Las Vegas: His defining, captivating showing behind him, Canelo Alvarez breathed in the satisfaction of delivering Gennady Golovkin his first defeat and all that meant.

By forcing the man who terrorised the division for more than half a decade to retreat, by punching through the cloud that accompanies a positive drug test and by silencing critics with a heartfelt performance, Alvarez won more than two middleweight belts on Saturday.

“I did everything we could to complete our objective. All the work we did paid off in the ring,” the Mexican fighter said following his triumph at T-Mobile Arena.

By producing 24 intense rounds — including last year’s draw — without either man hitting the canvas, Alvarez and Golovkin seem destined for a trilogy fight. The question is when?

Alvarez told promoter Oscar De La Hoya to book a December 15 bout, and the favoured opponent is former International Boxing Federation middleweight champ David Lemieux, who scored a first-round knockout of Gary “Spike” O’Sullivan on Saturday’s card.

“I hope I fight Canelo in December.
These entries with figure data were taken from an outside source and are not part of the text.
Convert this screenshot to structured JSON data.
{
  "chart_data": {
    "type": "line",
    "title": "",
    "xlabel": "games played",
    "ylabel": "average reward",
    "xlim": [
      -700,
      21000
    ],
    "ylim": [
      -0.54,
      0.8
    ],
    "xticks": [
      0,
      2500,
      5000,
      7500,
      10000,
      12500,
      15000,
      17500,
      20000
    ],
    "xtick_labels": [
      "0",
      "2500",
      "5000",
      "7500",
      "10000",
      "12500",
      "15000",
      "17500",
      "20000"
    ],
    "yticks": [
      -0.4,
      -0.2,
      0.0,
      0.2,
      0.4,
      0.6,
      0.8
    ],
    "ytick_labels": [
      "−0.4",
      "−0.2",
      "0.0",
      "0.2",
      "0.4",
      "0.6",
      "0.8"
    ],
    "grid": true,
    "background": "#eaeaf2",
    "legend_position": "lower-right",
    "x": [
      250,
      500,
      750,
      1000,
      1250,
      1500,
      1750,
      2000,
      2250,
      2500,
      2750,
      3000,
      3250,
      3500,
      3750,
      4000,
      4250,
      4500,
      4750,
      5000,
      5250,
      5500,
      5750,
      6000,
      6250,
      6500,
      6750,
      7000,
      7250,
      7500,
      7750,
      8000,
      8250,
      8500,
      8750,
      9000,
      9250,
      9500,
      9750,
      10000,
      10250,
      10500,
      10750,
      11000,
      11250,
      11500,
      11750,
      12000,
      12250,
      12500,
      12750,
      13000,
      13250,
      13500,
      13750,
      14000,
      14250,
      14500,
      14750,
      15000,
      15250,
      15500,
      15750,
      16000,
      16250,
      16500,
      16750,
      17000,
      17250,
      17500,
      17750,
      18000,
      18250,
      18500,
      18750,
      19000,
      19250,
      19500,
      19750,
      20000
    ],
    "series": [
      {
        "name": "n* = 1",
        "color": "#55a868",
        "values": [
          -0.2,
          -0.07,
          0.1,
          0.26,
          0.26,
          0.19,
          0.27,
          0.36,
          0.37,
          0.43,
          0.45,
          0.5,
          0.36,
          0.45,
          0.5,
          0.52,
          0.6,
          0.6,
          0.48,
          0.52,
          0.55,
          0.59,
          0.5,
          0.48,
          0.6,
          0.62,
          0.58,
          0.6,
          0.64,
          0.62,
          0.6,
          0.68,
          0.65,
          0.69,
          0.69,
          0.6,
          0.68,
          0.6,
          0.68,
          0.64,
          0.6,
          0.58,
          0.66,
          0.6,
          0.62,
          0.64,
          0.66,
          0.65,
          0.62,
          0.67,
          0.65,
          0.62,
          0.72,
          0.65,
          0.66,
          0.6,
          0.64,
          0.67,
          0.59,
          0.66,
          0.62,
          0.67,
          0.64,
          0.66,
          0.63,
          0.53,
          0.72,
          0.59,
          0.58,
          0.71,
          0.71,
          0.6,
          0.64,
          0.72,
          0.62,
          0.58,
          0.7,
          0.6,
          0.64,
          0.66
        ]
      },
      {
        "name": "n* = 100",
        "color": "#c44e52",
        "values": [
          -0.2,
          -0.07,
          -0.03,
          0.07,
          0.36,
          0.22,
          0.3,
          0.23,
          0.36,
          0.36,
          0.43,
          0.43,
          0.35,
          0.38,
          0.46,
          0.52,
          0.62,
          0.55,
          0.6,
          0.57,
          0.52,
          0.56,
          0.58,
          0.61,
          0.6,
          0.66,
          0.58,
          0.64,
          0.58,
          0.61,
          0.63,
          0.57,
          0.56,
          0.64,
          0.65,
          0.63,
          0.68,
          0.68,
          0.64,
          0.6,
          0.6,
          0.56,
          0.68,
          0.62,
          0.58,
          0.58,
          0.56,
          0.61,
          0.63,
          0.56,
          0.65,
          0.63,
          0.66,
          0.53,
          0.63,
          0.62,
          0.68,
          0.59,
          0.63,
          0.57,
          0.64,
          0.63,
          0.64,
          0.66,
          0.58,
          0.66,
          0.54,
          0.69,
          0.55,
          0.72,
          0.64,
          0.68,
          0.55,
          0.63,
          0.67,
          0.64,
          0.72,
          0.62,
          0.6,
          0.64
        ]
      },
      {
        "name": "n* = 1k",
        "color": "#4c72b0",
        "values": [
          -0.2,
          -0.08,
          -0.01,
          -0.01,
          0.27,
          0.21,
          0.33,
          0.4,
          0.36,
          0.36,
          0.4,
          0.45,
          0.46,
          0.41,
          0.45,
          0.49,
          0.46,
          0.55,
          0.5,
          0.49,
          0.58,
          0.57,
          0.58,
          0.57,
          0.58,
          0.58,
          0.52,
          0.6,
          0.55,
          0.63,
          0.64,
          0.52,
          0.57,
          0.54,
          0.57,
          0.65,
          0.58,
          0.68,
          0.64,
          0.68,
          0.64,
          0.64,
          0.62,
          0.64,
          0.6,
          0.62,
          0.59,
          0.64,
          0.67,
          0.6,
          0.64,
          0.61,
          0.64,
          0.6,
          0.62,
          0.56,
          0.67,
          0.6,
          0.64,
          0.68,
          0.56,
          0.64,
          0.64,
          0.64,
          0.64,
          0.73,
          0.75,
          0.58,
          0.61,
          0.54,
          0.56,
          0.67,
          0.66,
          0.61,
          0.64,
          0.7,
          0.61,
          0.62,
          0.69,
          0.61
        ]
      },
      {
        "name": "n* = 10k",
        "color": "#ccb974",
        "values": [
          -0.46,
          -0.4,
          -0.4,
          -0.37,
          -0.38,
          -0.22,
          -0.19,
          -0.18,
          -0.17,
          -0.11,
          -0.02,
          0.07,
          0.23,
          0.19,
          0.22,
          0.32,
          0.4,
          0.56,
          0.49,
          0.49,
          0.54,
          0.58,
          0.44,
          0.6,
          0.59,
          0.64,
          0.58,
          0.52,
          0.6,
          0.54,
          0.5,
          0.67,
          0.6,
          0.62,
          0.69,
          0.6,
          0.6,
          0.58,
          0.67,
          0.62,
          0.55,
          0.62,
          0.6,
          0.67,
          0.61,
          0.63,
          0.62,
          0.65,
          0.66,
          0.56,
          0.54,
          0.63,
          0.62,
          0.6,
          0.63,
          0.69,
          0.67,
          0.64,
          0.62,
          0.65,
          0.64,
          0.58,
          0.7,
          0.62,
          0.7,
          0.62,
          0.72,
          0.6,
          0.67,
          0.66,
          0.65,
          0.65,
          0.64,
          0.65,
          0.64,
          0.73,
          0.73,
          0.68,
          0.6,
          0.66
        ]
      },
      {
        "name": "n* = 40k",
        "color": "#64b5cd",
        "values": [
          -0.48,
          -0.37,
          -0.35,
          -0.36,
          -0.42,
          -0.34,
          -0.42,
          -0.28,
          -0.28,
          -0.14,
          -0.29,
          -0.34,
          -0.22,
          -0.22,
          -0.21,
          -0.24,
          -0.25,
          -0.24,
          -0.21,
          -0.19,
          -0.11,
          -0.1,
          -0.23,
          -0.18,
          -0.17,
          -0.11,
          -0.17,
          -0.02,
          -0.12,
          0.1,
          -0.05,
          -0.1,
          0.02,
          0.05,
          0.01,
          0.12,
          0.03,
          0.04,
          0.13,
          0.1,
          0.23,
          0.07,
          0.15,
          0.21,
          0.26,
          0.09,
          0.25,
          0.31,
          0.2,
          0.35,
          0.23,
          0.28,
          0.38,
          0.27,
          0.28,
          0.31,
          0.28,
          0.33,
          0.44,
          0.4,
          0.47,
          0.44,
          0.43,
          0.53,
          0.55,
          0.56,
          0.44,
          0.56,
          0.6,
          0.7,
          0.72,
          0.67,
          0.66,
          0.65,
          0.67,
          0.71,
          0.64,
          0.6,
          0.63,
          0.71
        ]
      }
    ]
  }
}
I’ll fight him in November,” Lemieux said.

Golovkin trainer Abel Sanchez said for a third meeting to come on Cinco de Mayo weekend next year, the public will have to push for it.

“Obviously, Triple-G’s camp is going to want it, but we have to be real here: They both just survived a devastating war,” De La Hoya said. “They’re tired, and it’d be silly to match them up back to back to back again. Canelo’s going to go down his own path to super-stardom. This fight took him there. Triple-G has to regroup himself, get a couple more wins, maybe, until we do it again.”